CD and NMR investigation of collagen peptides mimicking a pathological Gly-Ser mutation and a natural interruption in a similar highly charged sequence context

Even a single Gly substitution in the triple helix domain of collagen leads to pathological conditions while natural interruptions are suggested to play important functional roles. Two peptides-one mimicking a pathological Gly-Ser substitution (ERSEQ) and the other one modeling a similar natural interruption sequence (DRSER)-are designed to facilitate the comparison for elucidating the molecular basis of their different biological roles. CD and NMR investigation of peptide ERSEQ indicates a reduction of the thermal stability and disruption of hydrogen bonding at the Ser mutation site, providing a structural basis of the OI disease resulting from the Gly-Ser mutation in the highly charged RGE environment. Both CD and NMR real-time folding results indicate that peptide ERSEQ displays a comparatively slower folding rate than peptide DRSER, suggesting that the Gly-Ser mutation may lead to a larger interference in folding than the natural interruption in a similar RSE context. Our studies suggest that unlike the rigid GPO environment, the abundant R(K)GE(D) motif may provide a more flexible sequence environment that better accommodates mutations as well as interruptions, while the electrostatic interactions contribute to its stability. These results shed insight into the molecular features of the highly charged motif and may aid the design of collagen biomimetic peptides containing important biological sites.

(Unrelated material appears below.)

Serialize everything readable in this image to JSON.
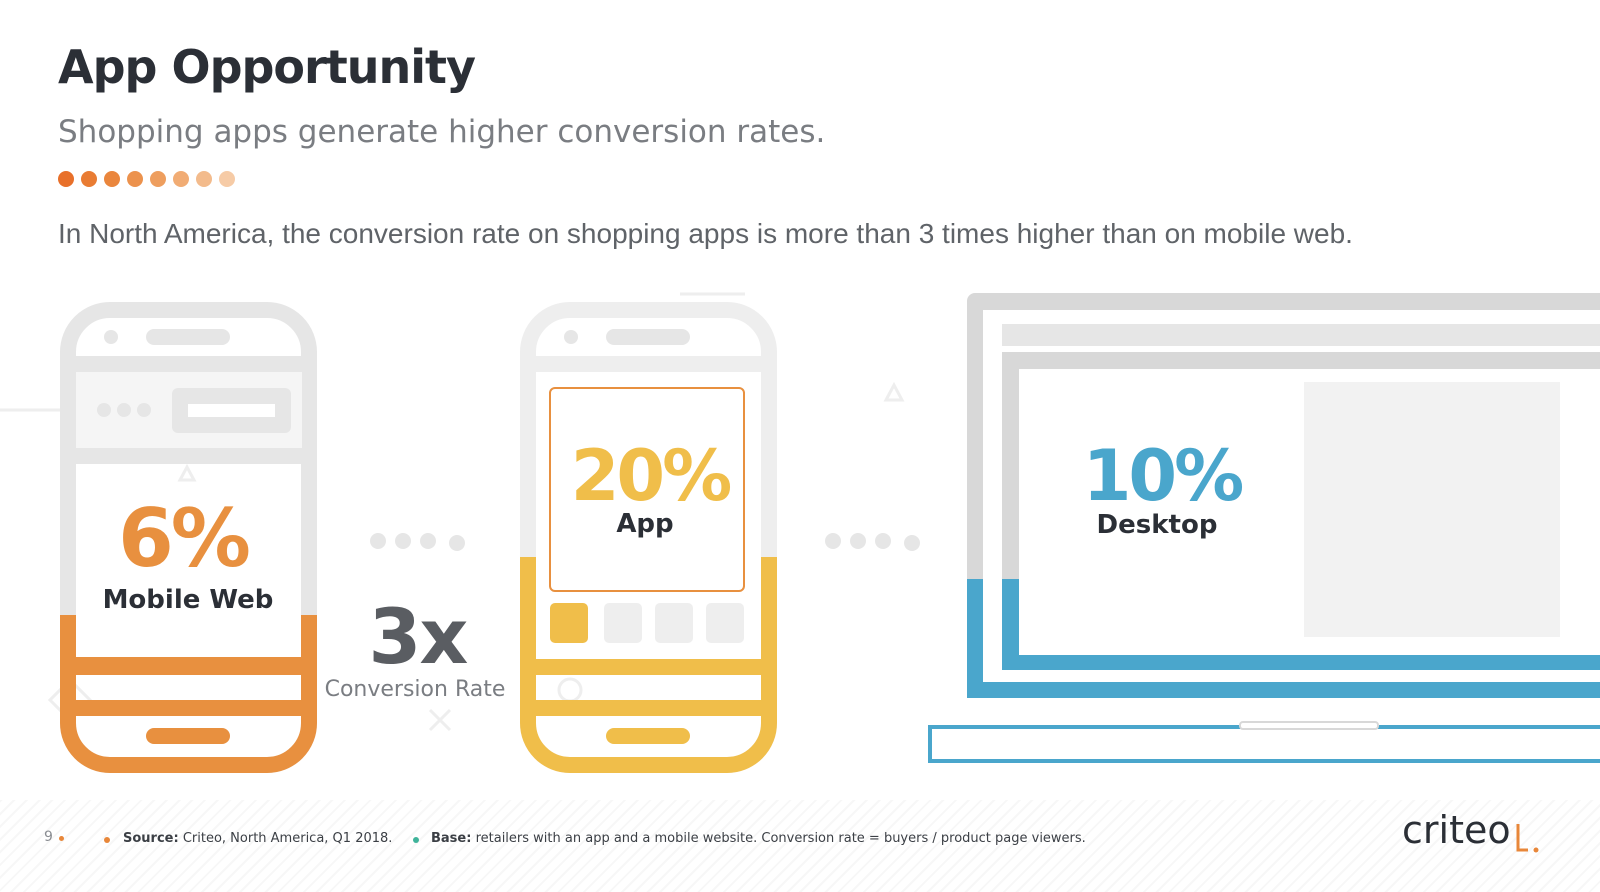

A Natural Interruption Displays Higher Global Stability and Local Conformational Flexibility than a Similar Gly Mutation Sequence in Collagen Mimic Peptides

Natural interruptions in the repeating (Gly-X-Y)n amino acid sequence pattern are found normally in triple helix domains of all nonfibrillar collagens, while any Gly substitution in fibrillar collagens leads to pathological conditions. As revealed by our sequence analysis, two peptides, one modeling a natural G5G interruption (POALO) and the other one mimicking a pathological Gly-to-Ala substitution (LOAPO), are designed. Circular dichroism (CD), NMR, and computational simulation studies have discovered significant differences in stability, conformation, and folding between the two peptides. Compared with the Gly substitution sequence, the natural interruption maintains higher stability, higher triple helix content, and a higher folding rate while introducing more alterations in local triple helical conformation in terms of dihedral angles and hydrogen bonding. The conserved hydrophobic residues at the specific sites of interruptions may provide functional constraints for higher-order assembly as well as biomolecular interactions. These results suggest a molecular basis of different biological roles of natural interruptions and Gly substitutions and may guide the design of collagen mimic peptides containing functional natural interruptions.